Search terms report: Your existing Google Ads search terms report is one of the best sources of new keyword ideas. Queries that are already driving clicks and conversions from broad match campaigns are proven performers — many can be added as explicit keywords with dedicated ad groups and landing pages.

Looking to skip the manual keyword research process? Ad Grants Pilot automates keyword research using SEMrush data — extracting seed terms from your website content, validating search volume, and organizing keywords into ready-to-publish ad groups automatically.

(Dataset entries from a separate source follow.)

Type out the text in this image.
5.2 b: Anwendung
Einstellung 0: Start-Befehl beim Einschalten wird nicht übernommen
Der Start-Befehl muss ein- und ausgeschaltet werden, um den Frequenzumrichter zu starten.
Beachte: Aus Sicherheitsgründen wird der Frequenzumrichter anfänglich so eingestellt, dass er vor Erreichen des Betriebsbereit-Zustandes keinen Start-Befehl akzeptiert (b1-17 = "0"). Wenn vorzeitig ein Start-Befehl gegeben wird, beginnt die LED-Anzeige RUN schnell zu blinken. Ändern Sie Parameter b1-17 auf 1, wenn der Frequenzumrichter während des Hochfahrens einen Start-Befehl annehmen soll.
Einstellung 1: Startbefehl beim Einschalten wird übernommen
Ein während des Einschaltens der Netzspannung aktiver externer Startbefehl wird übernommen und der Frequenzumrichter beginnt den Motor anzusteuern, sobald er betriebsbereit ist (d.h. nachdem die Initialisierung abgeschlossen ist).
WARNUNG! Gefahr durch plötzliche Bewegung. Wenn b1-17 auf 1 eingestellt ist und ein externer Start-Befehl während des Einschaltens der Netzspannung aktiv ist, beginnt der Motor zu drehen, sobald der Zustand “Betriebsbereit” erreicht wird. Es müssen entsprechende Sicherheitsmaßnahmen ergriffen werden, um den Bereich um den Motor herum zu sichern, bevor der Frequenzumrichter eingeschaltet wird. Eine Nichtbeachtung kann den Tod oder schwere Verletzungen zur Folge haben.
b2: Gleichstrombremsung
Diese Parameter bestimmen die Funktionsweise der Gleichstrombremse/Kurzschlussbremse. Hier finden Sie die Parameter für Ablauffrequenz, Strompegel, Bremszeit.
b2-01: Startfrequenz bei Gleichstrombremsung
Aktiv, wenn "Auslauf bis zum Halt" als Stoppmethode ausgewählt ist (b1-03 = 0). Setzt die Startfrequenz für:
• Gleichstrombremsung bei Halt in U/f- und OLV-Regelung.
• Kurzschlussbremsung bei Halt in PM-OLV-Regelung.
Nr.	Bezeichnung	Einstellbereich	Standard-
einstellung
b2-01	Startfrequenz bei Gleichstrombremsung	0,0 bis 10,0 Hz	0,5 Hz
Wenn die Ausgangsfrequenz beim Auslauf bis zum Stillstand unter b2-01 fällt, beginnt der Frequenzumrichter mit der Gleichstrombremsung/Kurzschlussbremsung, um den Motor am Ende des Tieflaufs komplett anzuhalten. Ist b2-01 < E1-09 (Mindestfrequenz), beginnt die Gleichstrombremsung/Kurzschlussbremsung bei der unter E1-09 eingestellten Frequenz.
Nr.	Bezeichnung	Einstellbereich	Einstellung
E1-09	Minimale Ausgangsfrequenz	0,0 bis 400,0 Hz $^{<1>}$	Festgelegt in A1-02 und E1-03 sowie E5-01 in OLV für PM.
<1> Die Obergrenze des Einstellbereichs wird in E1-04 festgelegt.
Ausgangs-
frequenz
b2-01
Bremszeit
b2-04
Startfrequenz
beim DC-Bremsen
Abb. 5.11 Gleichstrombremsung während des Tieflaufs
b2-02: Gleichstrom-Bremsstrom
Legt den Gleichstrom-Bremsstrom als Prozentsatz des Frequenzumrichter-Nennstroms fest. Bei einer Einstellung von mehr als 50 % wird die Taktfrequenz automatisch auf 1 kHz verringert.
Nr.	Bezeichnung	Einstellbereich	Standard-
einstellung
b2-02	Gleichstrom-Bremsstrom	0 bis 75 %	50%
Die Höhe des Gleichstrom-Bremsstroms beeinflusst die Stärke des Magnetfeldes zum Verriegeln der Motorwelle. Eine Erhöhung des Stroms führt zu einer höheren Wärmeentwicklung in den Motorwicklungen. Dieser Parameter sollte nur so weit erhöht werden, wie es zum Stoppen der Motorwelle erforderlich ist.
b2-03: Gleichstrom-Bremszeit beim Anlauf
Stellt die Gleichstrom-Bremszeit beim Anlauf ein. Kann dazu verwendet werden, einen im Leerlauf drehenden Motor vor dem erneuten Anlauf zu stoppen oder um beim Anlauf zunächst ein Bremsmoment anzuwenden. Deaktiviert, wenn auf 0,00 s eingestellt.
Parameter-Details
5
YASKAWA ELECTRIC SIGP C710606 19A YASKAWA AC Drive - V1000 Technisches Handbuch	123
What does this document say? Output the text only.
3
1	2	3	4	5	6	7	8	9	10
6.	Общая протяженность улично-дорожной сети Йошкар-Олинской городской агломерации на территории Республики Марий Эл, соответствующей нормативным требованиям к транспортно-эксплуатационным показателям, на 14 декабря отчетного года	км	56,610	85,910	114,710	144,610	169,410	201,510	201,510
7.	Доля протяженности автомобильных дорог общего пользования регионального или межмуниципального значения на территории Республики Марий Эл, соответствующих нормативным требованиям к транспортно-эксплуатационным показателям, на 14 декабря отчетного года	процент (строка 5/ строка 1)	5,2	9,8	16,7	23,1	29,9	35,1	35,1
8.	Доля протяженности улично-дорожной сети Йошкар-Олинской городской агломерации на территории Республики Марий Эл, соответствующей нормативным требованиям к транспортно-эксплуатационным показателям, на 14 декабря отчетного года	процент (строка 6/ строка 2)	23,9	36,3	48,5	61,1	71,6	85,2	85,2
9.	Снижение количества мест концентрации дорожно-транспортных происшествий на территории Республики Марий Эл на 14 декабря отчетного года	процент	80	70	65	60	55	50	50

Keyword Research Best Practices – FAQs

What is the single-word keyword rule in Ad Grants?
All Ad Grants keywords must contain at least two words. Single-word keywords are prohibited across all match types — broad, phrase, and exact. This applies without exception to every keyword in every campaign.
What is the keyword Quality Score compliance requirement?
Every active keyword must maintain a Quality Score of 3/10 or higher. This is a hard compliance rule — keywords falling below this threshold can trigger account deactivation. Review Quality Scores weekly and pause any keyword dropping below 3 immediately.
Which keyword match type should we use?
Default to Broad Match for most keywords. It maximizes reach, helps Google’s algorithm find relevant searches, and gives the account the best chance of utilizing the full $10,000 monthly budget. Use phrase or exact match deliberately for branded terms or specific high-value keywords where broad match is consistently surfacing irrelevant queries.
How many keywords should each ad group contain?
A maximum of 15–20 keywords per ad group. This keeps keyword themes tight enough that you can include target keywords naturally in your ad headlines — the single most important factor for ad relevance scoring and Quality Score.
How do we choose which keywords to prioritize?
Target keywords with high estimated monthly search volume and low paid competition. On highly competitive keywords, paid advertisers often outbid Ad Grants ads entirely, meaning your ads may not serve at all. Low-competition, high-volume keywords are where Ad Grants reliably wins impressions.
What are the most important keyword categories for nonprofits?
In priority order: donation and fundraising terms (direct donor intent), volunteer recruitment terms (program engagement), program and service terms (beneficiary needs), awareness and educational terms (top-of-funnel), and branded terms (your organization name and programs — always include these).
Why is including keywords in ad headlines so important?
Google evaluates keyword-to-ad congruence as a core Quality Score component. Headlines that visibly match what the user searched for earn higher relevance scores, better ad positions, and higher CTR. Include your ad group’s top 3–4 keywords in headlines, written in Title Case.
How do negative keywords work and why do they matter?
Negative keywords exclude search queries that are related to your keywords but irrelevant to your mission — job listings, academic searches, commercial competitors. They are essential for maintaining relevance and CTR, especially with broad match. Review your search terms report weekly and add negatives for queries that aren’t driving meaningful engagement.
What tools should we use for keyword research?
Google Keyword Planner for volume and competition data, Google Search Autocomplete for discovering how people actually phrase searches, your own website content for mission-specific language, and your search terms report for proven queries already driving results in your account.
How often should we review and update our keywords?
Weekly at minimum for Quality Score checks and negative keyword additions. Monthly for broader keyword expansion — reviewing search terms reports for new opportunities, pausing chronic underperformers, and adding new ad groups around themes that are showing strong results.